Apenas 11% dos participantes expressaram “algum receio”, enquanto 10% afirmaram ter “muito receio”. O levantamento também aponta que é raro que familiares deixem de comparecer às comemorações de Natal devido a conflitos políticos; 87% dos entrevistados consideram que divergências de opinião não serão um obstáculo para a união familiar nas festividades.
Ao serem questionados se algum parente poderia faltar ao encontro natalino por conta de desavenças políticas, somente 11% afirmaram que sim, enquanto 2% não souberam ou não responderam. A pesquisa mostra ainda que a vontade de se reunir com a família no Natal permanece alta, independentemente da região, renda ou posição política; 85% dos entrevistados planejam realizar um encontro familiar para a ceia.
Além disso, o estudo investigou expectativas em relação ao consumo e à organização das festas de fim de ano, incluindo percepções sobre o tamanho da ceia e a compra de presentes, bem como a disposição para manter as reuniões familiares apesar do atual cenário econômico e político.

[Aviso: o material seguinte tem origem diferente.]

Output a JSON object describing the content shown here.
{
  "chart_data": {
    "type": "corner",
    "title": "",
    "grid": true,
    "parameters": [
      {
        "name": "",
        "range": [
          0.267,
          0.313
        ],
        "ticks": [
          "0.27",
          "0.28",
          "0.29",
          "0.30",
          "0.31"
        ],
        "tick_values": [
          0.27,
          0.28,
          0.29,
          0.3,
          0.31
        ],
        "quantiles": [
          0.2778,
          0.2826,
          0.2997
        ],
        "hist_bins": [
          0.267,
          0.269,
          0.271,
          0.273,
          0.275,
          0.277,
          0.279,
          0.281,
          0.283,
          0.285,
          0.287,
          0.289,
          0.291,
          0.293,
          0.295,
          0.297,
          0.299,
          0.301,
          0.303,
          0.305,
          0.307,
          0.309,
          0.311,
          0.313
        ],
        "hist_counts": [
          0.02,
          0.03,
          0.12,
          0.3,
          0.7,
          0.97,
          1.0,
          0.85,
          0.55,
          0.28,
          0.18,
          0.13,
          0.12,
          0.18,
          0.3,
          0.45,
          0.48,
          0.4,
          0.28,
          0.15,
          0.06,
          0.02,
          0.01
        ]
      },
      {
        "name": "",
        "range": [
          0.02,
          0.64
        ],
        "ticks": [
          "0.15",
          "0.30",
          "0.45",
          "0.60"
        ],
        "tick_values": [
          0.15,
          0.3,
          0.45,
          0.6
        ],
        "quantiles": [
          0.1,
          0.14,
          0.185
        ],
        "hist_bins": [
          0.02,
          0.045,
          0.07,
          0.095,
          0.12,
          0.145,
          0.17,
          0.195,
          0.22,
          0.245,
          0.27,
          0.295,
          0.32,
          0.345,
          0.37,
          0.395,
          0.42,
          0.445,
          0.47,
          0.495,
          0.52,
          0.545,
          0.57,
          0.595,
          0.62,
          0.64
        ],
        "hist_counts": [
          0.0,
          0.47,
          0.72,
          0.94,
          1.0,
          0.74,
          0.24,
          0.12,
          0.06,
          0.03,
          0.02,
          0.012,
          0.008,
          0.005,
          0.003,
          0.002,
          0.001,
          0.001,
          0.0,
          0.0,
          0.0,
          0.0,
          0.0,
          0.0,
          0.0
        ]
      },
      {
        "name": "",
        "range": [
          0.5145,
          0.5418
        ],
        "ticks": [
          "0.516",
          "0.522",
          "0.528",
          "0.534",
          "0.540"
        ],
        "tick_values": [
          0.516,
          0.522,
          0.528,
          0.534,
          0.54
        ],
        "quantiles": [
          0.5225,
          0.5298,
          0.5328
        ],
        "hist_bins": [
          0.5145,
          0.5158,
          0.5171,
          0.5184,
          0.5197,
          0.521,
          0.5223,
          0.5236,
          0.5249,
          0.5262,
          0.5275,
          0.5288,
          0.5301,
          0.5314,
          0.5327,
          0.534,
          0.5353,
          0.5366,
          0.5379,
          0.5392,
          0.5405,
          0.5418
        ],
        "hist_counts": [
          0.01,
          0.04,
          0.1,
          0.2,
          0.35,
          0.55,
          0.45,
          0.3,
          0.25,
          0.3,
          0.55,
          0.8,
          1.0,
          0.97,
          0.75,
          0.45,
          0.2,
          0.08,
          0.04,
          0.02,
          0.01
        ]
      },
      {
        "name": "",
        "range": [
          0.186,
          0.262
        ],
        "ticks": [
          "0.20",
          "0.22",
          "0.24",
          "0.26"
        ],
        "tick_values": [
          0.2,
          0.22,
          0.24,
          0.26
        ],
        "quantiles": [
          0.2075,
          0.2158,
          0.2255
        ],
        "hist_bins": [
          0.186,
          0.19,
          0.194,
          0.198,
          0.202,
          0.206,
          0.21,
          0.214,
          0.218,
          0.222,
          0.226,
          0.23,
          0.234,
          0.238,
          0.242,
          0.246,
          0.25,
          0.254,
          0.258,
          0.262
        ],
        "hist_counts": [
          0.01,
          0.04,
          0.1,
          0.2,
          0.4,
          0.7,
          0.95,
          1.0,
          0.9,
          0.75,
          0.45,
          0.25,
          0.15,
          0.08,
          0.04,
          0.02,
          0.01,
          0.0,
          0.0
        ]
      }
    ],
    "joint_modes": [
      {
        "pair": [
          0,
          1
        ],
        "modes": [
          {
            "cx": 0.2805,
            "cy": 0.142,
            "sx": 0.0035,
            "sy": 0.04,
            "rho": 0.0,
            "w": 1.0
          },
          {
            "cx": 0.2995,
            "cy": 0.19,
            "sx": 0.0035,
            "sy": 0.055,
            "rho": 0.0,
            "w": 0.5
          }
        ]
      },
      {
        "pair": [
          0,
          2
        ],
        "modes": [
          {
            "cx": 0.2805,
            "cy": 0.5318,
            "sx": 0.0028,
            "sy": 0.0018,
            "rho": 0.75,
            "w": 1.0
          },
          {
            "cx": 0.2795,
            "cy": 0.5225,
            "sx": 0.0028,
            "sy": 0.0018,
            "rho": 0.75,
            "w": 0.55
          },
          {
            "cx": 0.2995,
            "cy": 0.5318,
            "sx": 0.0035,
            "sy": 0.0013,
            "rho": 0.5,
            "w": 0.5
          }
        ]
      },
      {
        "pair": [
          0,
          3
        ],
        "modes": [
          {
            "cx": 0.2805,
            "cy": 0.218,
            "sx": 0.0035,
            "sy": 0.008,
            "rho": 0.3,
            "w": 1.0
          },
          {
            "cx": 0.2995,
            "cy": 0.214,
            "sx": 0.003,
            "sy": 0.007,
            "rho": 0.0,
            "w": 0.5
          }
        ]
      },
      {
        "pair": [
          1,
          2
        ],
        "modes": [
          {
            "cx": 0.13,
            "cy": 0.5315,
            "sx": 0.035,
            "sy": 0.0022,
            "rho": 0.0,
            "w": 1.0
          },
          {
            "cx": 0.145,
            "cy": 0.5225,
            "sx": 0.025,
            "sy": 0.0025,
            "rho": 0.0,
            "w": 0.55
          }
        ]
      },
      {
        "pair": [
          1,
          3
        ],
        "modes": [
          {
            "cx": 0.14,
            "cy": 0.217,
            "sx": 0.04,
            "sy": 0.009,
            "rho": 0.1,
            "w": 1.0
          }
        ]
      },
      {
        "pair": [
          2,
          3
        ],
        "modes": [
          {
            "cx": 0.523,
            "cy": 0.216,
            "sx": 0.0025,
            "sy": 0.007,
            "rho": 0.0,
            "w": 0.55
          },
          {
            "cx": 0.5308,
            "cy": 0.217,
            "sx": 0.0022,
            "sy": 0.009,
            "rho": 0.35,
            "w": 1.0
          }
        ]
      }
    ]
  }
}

Cerca de 37% dos participantes acreditam que a ceia deste ano será menos abundante do que a do ano anterior, uma leve queda em relação aos 39% registrados no ano passado. Por outro lado, 23% esperam que a ceia seja mais farta, comparado a 20% em 2024.
Sobre a compra de presentes, 50% dos entrevistados planejam adquirir menos do que no Natal passado, enquanto 19% têm a intenção de comprar mais. Outros 27% afirmaram que manterão o mesmo número de presentes.
A pesquisa foi realizada entre 11 e 14 de dezembro, abrangendo todas as regiões do Brasil e entrevistando pessoas com mais de 16 anos de diferentes perfis sociais e econômicos, com recortes por sexo, idade, escolaridade, renda familiar e posição política.